To enrich or modify measures during ingestion, the Kuzzle IoT Platform provides events emitted at various stages. Below are the details on events triggered during measure processing:

Event Before process : device-manager:measures:process:before #

Triggered before measures are processed and persisted. Ideal for enriching measures or adjusting metadata prior to saving.

• Event properties:
  • source: Origin of the measures (Device or API).
  • target: Intended target for the measures (Device or API).
  • asset: (optional) Asset associated with the device.
  • measures: Array of measures to be processed.

Example of enriching a measure:

app.pipe.register('device-manager:measures:process:before', async ({ measures, source, target, asset }) => {
  for (const measure of measures) {
    if (measure.type === "temperature" && measure.values.celsius) {
      measure.values.fahrenheit = measure.values.celsius * 9/5 + 32;
    }
  }

  return { measures, source, target, asset };
});

Tenant-specific event #

An isolated tenant-specific event variant is also available:

engine:<engine-id>:device-manager:measures:process:before

Event After Process(device-manager:measures:process:after) #

Triggered after measures have been processed and persisted.

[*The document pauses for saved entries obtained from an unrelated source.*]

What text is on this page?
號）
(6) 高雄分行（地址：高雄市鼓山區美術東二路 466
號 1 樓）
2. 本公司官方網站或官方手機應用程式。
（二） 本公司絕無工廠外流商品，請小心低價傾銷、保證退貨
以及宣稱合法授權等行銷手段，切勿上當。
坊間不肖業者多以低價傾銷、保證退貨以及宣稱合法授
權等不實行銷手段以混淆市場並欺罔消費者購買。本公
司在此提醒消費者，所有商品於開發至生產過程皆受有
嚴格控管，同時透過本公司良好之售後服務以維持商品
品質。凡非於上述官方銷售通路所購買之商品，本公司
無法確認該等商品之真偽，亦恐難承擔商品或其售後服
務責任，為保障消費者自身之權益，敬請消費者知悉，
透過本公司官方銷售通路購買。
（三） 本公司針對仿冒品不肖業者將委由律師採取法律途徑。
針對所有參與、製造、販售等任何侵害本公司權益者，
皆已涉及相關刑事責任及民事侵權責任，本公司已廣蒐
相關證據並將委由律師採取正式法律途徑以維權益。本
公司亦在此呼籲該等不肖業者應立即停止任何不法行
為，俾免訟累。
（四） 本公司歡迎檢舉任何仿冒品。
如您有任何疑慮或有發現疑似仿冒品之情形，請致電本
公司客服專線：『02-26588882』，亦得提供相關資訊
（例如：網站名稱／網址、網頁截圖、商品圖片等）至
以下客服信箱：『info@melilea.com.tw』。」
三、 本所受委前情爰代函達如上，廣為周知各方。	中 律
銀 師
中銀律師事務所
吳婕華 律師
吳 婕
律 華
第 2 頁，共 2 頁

Suitable for triggering further actions based on new data.

• Event properties:
  • source: Origin of the measures.
  • target: Destination for the measures.
  • asset: (optional) Updated asset state associated with the measures.
  • measures: Array of persisted measures.

Example: Trigger an alert after processing measures

app.pipe("device-manager:measures:process:after", async ({ measures, source, asset }) => {
  for (const measure of measures) {
    if (measure.type === "security_alert" && measure.values.alertType === "forced_entry") {
      notifySecurityTeam(asset, measure);
    }
  }

  return { measures, source, target, asset };
});

Tenant-specific events #

Tenant-specific events are also available for isolated measure processing:

• Before processing:
  • engine:<engine-id>:device-manager:measures:process:before
• After processing:
  • engine:<engine-id>:device-manager:measures:process:after

These events carry the same properties as their global counterparts and allow for tenant-specific customizations and workflows.